Before Joe was two steps out the door, Winnie saw it inside her mind. A flash of a yellow ball of fur. The open, panting mouth, the pink tongue between white puppy teeth.
There was no point in pretending. Joe knew all about Winnie’s gifts. She sprang to her feet and hurried out after him and held her arms open wide to gather in her very own dog. Finally. Clover.
That was a little over seven years ago. Clover had been Winnie’s birthday present.
And now today, February third, was Joe’s birthday. He would have been seventy-two years old if he were still alive.
Winnie had toasted him this morning with her first mug of coffee. She still loved him. She always would.

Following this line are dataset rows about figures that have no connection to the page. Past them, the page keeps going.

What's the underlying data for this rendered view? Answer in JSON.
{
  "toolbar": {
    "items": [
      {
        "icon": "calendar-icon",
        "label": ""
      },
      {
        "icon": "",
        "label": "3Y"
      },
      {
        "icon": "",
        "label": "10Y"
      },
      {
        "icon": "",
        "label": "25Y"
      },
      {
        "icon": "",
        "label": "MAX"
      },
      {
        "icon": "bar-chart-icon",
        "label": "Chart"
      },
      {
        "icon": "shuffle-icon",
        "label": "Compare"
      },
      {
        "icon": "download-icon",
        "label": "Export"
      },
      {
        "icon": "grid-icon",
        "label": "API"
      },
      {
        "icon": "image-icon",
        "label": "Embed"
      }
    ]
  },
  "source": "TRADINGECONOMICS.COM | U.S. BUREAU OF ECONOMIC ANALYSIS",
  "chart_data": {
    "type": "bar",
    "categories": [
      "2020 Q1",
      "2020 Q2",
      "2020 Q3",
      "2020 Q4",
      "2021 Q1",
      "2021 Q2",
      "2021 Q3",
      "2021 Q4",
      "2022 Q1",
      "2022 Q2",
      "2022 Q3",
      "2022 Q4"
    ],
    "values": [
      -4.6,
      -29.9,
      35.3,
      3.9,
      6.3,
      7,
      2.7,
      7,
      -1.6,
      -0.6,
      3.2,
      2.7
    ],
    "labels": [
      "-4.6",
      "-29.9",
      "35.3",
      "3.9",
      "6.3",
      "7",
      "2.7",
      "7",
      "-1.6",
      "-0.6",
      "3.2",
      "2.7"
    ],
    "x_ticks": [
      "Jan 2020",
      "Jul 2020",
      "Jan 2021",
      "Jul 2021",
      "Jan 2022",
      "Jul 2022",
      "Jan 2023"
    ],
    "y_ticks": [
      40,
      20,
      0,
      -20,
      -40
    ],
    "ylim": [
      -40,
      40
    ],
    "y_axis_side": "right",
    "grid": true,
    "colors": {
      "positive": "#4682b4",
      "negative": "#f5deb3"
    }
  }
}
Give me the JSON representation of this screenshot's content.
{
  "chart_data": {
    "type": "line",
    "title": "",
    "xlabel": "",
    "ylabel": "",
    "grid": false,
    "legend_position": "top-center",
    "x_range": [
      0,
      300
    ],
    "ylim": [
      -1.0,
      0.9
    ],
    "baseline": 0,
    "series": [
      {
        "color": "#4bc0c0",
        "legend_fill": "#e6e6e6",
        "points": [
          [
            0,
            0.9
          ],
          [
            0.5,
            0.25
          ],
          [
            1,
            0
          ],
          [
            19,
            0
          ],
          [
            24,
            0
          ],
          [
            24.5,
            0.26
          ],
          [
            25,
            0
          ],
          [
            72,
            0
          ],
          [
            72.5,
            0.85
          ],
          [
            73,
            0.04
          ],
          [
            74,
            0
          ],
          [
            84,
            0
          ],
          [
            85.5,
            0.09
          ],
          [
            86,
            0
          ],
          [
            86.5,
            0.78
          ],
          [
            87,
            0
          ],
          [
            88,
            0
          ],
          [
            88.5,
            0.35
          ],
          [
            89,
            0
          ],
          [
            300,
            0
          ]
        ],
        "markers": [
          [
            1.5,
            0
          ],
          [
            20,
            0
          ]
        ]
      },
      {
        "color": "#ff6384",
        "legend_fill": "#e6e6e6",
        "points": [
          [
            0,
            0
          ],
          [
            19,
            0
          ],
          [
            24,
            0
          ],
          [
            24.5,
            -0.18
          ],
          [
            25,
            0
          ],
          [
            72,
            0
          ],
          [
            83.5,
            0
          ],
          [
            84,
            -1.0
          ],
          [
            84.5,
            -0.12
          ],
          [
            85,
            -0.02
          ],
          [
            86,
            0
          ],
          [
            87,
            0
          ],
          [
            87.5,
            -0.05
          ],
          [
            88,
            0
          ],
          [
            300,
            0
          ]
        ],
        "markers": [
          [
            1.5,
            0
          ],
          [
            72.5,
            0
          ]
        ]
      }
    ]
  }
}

And it added an extra layer of affection for the yellow Lab currently playing on the University of Arizona lawn. Winnie watched Clover roll in the crisp grass, melting the thin layer of sparkling frost with her thick and tawny winter coat.
Winnie smiled to think of the man who had brought a puppy home thinking he might actually surprise his clairvoyant wife for once.
Winnie saw movement in the distance. A woman jogging toward them, her right arm raised in a wave.
Dr. Amanda Birkauer was in her early fifties, but she moved like any of the young college students Winnie saw out on this same campus jogging in the early mornings.
Amanda wore her long brown hair in a ponytail, threaded through a navy blue University of Arizona ball cap, and wore her usual uniform of dark blue athletic pants and matching jacket, both branded with the U of A logo. She looked like a coach, rather than a professor. She was Winnie’s former colleague in the Psychology department, and one of her best friends.
Amanda was also Assistant Director of the university’s mind lab—better knows as the parapsychology lab. Winnie had been one of the lab’s test subjects for years.
“Just the person,” Amanda said as she jogged the remaining few yards. Her cheeks looked flushed from exercising in the winter cold.
Clover ran to meet her and stood wagging her tail, waiting for Amanda’s customary greeting. Amanda knelt in front of the dog and fluffed up her fur at the shoulders, kissed Clover on the forehead, and hugged her around her neck.
The dog wagged so hard she could have achieved liftoff.
Amanda gave Winnie a quick hug, too. Then she stood with her hands on her hips and got down to business.
“I have a medical mystery for you.”
Winnie scoffed. “You know that isn’t my strength.” She had some skill with medical intuition, but not reliably, and not on command.